Rwanda to Halt Importing Mosquito Nets

Health Minister Dr. Diane Gashumba distributes free mosquito nets in Gatsibo district. Government will no longer import mosquito nets.

Rwanda could, effective next month, start saving $17 million (Rwf17 billion) import receipts on mosquito bed nets from foreign manufacturers.

In 2015, the country succumbed to a scam involving purchase of 2.6 million fake imported mosquito nets worth Rwf9 billion which were distributed to the population.

“We will start production this month with at least eight million nets annually for Rwanda. The bigger plan is to supply the rest of Africa and we already have orders from Angola and Namibia and the production will depend on orders coming in,” said Richard Rutayisire – Managing Director of Vision Garment Ltd, which has a tender to supply mosquito nets for Rwanda.

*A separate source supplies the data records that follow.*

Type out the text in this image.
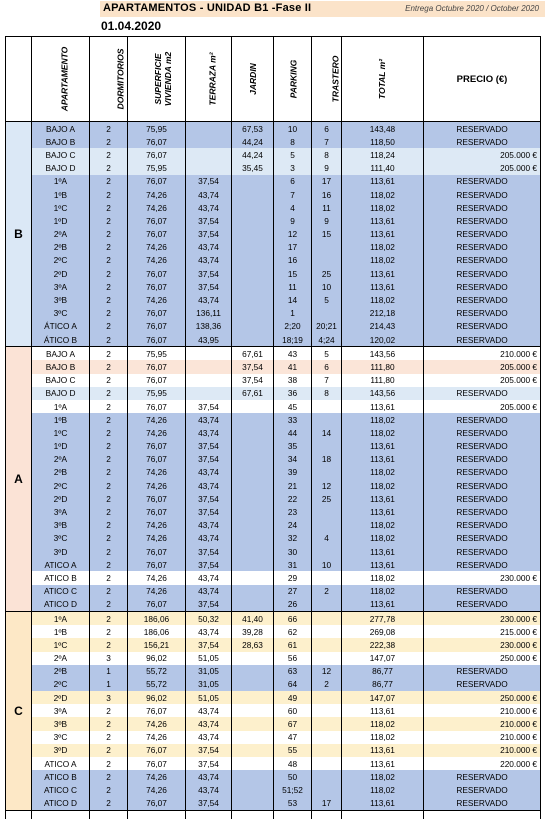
APARTAMENTOS - UNIDAD B1 -Fase II	Entrega Octubre 2020 / October 2020
01.04.2020
	APARTAMENTO	DORMITORIOS	SUPERFICIE VIVIENDA m2	TERRAZA m²	JARDIN	PARKING	TRASTERO	TOTAL m²	PRECIO (€)
B	BAJO A	2	75,95		67,53	10	6	143,48	RESERVADO
	BAJO B	2	76,07		44,24	8	7	118,50	RESERVADO
	BAJO C	2	76,07		44,24	5	8	118,24	205.000 €
	BAJO D	2	75,95		35,45	3	9	111,40	205.000 €
	1ºA	2	76,07	37,54		6	17	113,61	RESERVADO
	1ºB	2	74,26	43,74		7	16	118,02	RESERVADO
	1ºC	2	74,26	43,74		4	11	118,02	RESERVADO
	1ºD	2	76,07	37,54		9	9	113,61	RESERVADO
	2ºA	2	76,07	37,54		12	15	113,61	RESERVADO
	2ºB	2	74,26	43,74		17		118,02	RESERVADO
	2ºC	2	74,26	43,74		16		118,02	RESERVADO
	2ºD	2	76,07	37,54		15	25	113,61	RESERVADO
	3ºA	2	76,07	37,54		11	10	113,61	RESERVADO
	3ºB	2	74,26	43,74		14	5	118,02	RESERVADO
	3ºC	2	76,07	136,11		1		212,18	RESERVADO
	ÁTICO A	2	76,07	138,36		2;20	20;21	214,43	RESERVADO
	ÁTICO B	2	76,07	43,95		18;19	4;24	120,02	RESERVADO
A	BAJO A	2	75,95		67,61	43	5	143,56	210.000 €
	BAJO B	2	76,07		37,54	41	6	111,80	205.000 €
	BAJO C	2	76,07		37,54	38	7	111,80	205.000 €
	BAJO D	2	75,95		67,61	36	8	143,56	RESERVADO
	1ºA	2	76,07	37,54		45		113,61	205.000 €
	1ºB	2	74,26	43,74		33		118,02	RESERVADO
	1ºC	2	74,26	43,74		44	14	118,02	RESERVADO
	1ºD	2	76,07	37,54		35		113,61	RESERVADO
	2ºA	2	76,07	37,54		34	18	113,61	RESERVADO
	2ºB	2	74,26	43,74		39		118,02	RESERVADO
	2ºC	2	74,26	43,74		21	12	118,02	RESERVADO
	2ºD	2	76,07	37,54		22	25	113,61	RESERVADO
	3ºA	2	76,07	37,54		23		113,61	RESERVADO
	3ºB	2	74,26	43,74		24		118,02	RESERVADO
	3ºC	2	74,26	43,74		32	4	118,02	RESERVADO
	3ºD	2	76,07	37,54		30		113,61	RESERVADO
	ATICO A	2	76,07	37,54		31	10	113,61	RESERVADO
	ATICO B	2	74,26	43,74		29		118,02	230.000 €
	ATICO C	2	74,26	43,74		27	2	118,02	RESERVADO
	ATICO D	2	76,07	37,54		26		113,61	RESERVADO
C	1ºA	2	186,06	50,32	41,40	66		277,78	230.000 €
	1ºB	2	186,06	43,74	39,28	62		269,08	215.000 €
	1ºC	2	156,21	37,54	28,63	61		222,38	230.000 €
	2ºA	3	96,02	51,05		56		147,07	250.000 €
	2ºB	1	55,72	31,05		63	12	86,77	RESERVADO
	2ºC	1	55,72	31,05		64	2	86,77	RESERVADO
	2ºD	3	96,02	51,05		49		147,07	250.000 €
	3ºA	2	76,07	43,74		60		113,61	210.000 €
	3ºB	2	74,26	43,74		67		118,02	210.000 €
	3ºC	2	74,26	43,74		47		118,02	210.000 €
	3ºD	2	76,07	37,54		55		113,61	210.000 €
	ATICO A	2	76,07	37,54		48		113,61	220.000 €
	ATICO B	2	74,26	43,74		50		118,02	RESERVADO
	ATICO C	2	74,26	43,74		51;52		118,02	RESERVADO
	ATICO D	2	76,07	37,54		53	17	113,61	RESERVADO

Vision Garments, which has partnership with a Chinese-based company Fujian Yamei ltd, is also one of the 13 companies permitted by the World Health Organization (WHO) to produce and supply mosquito bed nets globally.

So far, Rwf38billion has been invested in the Vision Garment operations which also include financing other two sister companies that will produce dustless chalk, and a local clothing plant under the made-in-Rwanda agenda.

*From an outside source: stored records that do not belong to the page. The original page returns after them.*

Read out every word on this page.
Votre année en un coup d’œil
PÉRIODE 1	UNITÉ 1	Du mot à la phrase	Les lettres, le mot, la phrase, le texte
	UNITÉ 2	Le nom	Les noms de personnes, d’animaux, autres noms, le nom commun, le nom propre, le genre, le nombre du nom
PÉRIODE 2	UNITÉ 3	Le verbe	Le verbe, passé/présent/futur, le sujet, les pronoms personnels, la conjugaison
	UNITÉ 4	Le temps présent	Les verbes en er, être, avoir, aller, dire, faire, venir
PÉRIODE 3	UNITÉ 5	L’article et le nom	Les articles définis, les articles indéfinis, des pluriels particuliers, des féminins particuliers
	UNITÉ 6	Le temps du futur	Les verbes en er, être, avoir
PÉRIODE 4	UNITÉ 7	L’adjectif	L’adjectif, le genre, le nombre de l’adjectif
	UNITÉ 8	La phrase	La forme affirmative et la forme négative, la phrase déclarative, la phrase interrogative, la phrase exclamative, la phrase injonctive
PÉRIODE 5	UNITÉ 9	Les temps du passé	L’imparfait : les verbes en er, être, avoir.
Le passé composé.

Central Bank numbers indicate that the country’s formal trade increased by 12.4% – mostly triggered the rise of import bill by 9.5% outweighing the 5.5% increase in export earnings. The increase, Central bank said in its recently released numbers, was pushed by ongoing mega projects including Bugesera International Airport, among others.

But in the health sector, experts believe, the new local mosquito manufacturing plant makes a downward shift in import bill – on top of Pharmaceutical plants under construction to provide locally manufactured drugs.

Officials told KT Press that the idea behind manufacturing of local products was due to substandard or fake mosquitoes shipped into the country.

“We conceived the idea of starting a mosquito net plant as a response to the problem of substandard nets on the local market. We are confident that with the commitment and government closely monitoring our activities, we will produce high quality products,” said Jean Bosco Rwigema Minega, the Vision Garment Board chairperson.

In order to start a fully-fledged mosquito nets production, Vision Garment today signed a memorandum of understanding with Rwanda Polytechnic (RP) to start training local production line staff as part of creating more jobs for youth under the National Employment Program (NEP), driven by Workforce Development Agency (WDA).

Under the agreement, at least 475 people will be trained in making mosquito nets including 300 of them in Rapid Response Training programmes and the rest in production line skills.

At least Rwf700, 000 will be spent on each of the trainees in courses that will take four months. This will also be followed up by the company investing in sending 17 staff members to China in study tours and skills improvement.

The Mosquito net plant is currently located in Kigali Special Economic Zone but with plans to shift to its 2 hectares home under construction in Rwamagana Industrial Zone in Rwamagana district, Eastern Province.

Dr. James Gashumba, the Vice Chancellor of Rwanda Polytechnic said: “We have a bigger bargain here because this plant has a state of the art technology which means it will need local technicians and operation maintenance, which means jobs for our graduates in ICT and mechanics.”

In the meantime, Rwandans could rest assured to have standard mosquito nets in their beds to prevent malaria, which in the last two years had surged across the country.

In 2016, health facilities received over 16 million new cases of malaria and among them 82.56% were patients recorded in health centres, 3.2% in district and provincial hospitals while 1% was recorded in referral hospitals, according to data from the Ministry of Health.

According to the WHO 2018 global report on malaria, for the first time since 2011, Rwanda reported a drop in malaria cases, with more than 430, 000 fewer cases of malaria in 2017 compared to 2016.